I wonder if someone with such a longing has spied me and my kids through the trees. I wonder if they’ve imagined me, like I did that family one Easter, seemingly ensconced in this cliché of domestic bliss.
I know now that having children is not an arrival and that there are no maps or guidebooks to prepare you for those desolate moments when you can’t, for the life of you, figure out where you are, much less how you’re supposed to get to where you want to go. Those parents sipping lemonade (or was it actually gin?) while their children swirled about them?

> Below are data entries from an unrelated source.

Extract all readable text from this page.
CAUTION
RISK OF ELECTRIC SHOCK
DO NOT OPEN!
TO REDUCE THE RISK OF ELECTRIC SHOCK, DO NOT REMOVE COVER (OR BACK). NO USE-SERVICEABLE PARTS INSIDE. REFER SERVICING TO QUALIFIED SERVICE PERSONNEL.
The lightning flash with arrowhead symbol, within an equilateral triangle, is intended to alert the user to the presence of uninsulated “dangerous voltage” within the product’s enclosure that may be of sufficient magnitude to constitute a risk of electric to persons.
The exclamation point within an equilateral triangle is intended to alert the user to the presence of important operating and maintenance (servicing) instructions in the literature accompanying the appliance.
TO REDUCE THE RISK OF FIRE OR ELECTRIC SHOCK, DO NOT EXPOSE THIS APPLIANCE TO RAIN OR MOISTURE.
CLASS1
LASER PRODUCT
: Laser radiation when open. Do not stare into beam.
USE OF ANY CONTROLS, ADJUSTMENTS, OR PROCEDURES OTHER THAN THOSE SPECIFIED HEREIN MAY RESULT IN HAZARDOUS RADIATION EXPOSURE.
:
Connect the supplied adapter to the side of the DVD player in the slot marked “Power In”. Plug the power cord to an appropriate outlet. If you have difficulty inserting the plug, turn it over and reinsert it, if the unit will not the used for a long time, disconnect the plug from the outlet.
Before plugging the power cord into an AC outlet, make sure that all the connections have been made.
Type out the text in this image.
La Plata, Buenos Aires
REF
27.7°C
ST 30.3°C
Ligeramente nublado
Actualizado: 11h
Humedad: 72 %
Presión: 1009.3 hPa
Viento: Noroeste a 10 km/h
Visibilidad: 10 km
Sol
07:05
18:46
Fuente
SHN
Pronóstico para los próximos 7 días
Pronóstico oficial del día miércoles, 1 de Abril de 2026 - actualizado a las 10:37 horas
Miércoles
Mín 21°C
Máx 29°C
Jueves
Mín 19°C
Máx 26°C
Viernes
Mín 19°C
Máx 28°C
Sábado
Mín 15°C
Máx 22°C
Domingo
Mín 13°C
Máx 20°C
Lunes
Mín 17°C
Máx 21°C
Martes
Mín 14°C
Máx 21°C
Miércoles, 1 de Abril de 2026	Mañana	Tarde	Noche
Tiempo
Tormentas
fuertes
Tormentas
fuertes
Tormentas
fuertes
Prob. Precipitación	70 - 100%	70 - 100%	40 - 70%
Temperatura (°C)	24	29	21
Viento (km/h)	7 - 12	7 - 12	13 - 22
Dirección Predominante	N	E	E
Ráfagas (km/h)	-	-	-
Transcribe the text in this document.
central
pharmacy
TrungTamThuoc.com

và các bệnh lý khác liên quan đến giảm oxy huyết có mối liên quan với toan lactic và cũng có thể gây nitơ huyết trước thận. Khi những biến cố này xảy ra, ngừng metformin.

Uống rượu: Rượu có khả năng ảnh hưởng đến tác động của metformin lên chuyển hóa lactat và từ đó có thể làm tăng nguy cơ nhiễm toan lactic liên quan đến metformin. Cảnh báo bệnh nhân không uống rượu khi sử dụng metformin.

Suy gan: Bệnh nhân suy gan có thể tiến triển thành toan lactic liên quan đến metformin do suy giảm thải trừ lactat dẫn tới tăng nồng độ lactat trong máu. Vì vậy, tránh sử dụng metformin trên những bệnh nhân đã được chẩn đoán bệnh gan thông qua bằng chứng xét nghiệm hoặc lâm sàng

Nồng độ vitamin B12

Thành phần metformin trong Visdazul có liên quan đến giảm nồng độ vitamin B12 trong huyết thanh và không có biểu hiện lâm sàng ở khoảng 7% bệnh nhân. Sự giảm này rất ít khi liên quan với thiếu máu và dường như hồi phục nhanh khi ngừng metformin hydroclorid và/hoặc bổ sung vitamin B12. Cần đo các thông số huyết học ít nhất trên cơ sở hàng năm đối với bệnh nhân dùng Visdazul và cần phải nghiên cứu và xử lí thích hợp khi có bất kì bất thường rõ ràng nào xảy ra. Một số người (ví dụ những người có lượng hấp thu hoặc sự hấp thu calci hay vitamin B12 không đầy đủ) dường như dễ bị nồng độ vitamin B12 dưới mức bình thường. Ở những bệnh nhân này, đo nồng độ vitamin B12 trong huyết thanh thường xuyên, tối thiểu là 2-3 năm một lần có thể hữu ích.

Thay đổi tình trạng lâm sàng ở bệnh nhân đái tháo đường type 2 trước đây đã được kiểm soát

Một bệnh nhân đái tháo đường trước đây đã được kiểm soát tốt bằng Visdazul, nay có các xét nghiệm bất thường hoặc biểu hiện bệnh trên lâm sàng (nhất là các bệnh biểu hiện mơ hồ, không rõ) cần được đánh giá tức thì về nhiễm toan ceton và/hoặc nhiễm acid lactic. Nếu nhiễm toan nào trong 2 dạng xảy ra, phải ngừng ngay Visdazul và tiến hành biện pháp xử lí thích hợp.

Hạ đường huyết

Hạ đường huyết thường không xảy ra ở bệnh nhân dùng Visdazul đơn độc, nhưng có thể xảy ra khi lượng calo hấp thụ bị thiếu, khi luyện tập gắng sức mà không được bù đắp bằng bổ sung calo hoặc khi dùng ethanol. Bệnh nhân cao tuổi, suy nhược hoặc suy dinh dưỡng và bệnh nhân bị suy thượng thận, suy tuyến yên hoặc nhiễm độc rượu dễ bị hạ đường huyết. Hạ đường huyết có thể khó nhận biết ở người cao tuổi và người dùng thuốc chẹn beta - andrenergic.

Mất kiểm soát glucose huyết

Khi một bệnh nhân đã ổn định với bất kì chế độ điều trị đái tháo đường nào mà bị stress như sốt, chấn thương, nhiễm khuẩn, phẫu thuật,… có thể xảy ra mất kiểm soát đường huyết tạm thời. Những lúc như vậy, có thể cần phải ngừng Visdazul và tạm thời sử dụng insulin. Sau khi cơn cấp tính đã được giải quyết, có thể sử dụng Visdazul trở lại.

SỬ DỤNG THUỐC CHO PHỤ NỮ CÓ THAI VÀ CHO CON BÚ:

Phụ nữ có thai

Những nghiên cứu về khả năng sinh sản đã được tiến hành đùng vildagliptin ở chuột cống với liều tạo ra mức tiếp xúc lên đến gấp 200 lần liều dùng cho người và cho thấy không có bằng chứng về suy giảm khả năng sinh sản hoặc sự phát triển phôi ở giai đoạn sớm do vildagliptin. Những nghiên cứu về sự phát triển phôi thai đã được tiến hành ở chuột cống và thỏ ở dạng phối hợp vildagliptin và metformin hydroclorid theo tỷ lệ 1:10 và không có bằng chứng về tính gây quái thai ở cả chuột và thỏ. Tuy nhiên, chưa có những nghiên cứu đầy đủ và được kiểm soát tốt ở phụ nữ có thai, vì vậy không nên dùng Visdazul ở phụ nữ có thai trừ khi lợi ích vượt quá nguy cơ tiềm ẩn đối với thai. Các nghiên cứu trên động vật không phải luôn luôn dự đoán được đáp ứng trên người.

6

They were taking a breath.
And this is when I have to remind myself of a central fact of parenthood: Your child is not your traveling partner on that great voyage that began when he or she burst into your life. Your paths may intersect, run parallel, go in opposite directions, twist and turn around one another but you’re on different journeys.
At the park, I thought about this as I watched my son run through the grass as fast as he could. I’d be totally bowled over by the force of his delight. I could feel my heart contract and expand, and, just as in those early days when I crept into his room to watch him sleep, it was as though the universe was breathing with me. I’d open my arms wide as he’d run toward me. His wiry little body fell into me, I’d hold him tight and all those roiling worries over the things I wish I could control would float away. I’d close my eyes. I’d feel the universe holding us there in that pause. I’d let go and off he’d run, throwing a stick to the dog, pointing at a bird’s nest, rolling joyously down the hill. My tiny beautiful boy.